Though occasionally the prose does seem a little overwrought to me:
She finally found the key that fit right, that had the right number of peaks and valleys of the proper heights and depths cut in the right order, held it tight in her trembling fingers and turned the dead bolt, opened the door and stepped into the murky warmth of the house.
(I’m not sure I need quite that much detail about finding the house key, but in most places the intricate detail is a plus.)
Silk isn’t a perfect novel. As I mentioned above, there are some connections left vague, some things never quite explained. I wonder if things become clearer in Murder of Angels, or if the vagueness is part of the intended effect, so that some mysteries remain. I also got irked after a while by the fact that “fat” seems to be synonymous, here, with “mundane and narrow-minded,” but I can kind of see why these particular characters would think that way, since they spend much of the novel not having enough to eat.
Still, it’s a very good novel, and one that has made a lasting impression on me.
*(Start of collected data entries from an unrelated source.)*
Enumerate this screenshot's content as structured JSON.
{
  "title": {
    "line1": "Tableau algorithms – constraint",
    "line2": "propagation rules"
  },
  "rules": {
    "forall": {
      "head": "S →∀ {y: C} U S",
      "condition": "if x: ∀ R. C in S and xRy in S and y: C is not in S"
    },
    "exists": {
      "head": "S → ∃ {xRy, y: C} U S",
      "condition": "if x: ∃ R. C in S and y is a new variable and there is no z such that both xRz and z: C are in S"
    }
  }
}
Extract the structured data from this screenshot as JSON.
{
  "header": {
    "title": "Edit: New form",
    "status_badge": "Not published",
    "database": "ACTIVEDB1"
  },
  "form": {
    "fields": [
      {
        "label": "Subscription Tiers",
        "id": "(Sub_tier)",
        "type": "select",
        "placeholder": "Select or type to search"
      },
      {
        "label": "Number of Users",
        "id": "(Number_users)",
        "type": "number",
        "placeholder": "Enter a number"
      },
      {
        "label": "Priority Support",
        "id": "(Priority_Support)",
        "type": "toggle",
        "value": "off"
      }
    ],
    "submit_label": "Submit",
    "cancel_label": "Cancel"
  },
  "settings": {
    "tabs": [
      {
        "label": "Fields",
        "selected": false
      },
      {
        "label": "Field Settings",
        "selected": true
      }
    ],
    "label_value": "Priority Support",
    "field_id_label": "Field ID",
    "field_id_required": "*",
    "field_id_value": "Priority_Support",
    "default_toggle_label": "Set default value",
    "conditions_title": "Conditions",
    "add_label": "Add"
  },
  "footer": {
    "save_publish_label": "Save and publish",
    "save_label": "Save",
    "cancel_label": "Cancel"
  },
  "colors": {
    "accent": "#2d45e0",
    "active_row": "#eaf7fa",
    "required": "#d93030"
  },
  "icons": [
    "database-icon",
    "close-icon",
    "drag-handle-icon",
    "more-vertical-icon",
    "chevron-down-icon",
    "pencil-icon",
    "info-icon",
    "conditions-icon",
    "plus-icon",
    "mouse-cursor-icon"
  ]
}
I don’t think I’ll ever forget it.
Silk — (1998, 2004) Spyder Baxter is the patron saint of the alienated and lost. She invites them into her mesmerizing world of ritual and ceremony, blood and fire… a realm of vengeful gods, of exiled spirits harboring the dark secrets of Hell — and the darker secrets of Heaven. But is she their guardian angel — or a much more terrifying force sent not to redeem, but to destroy?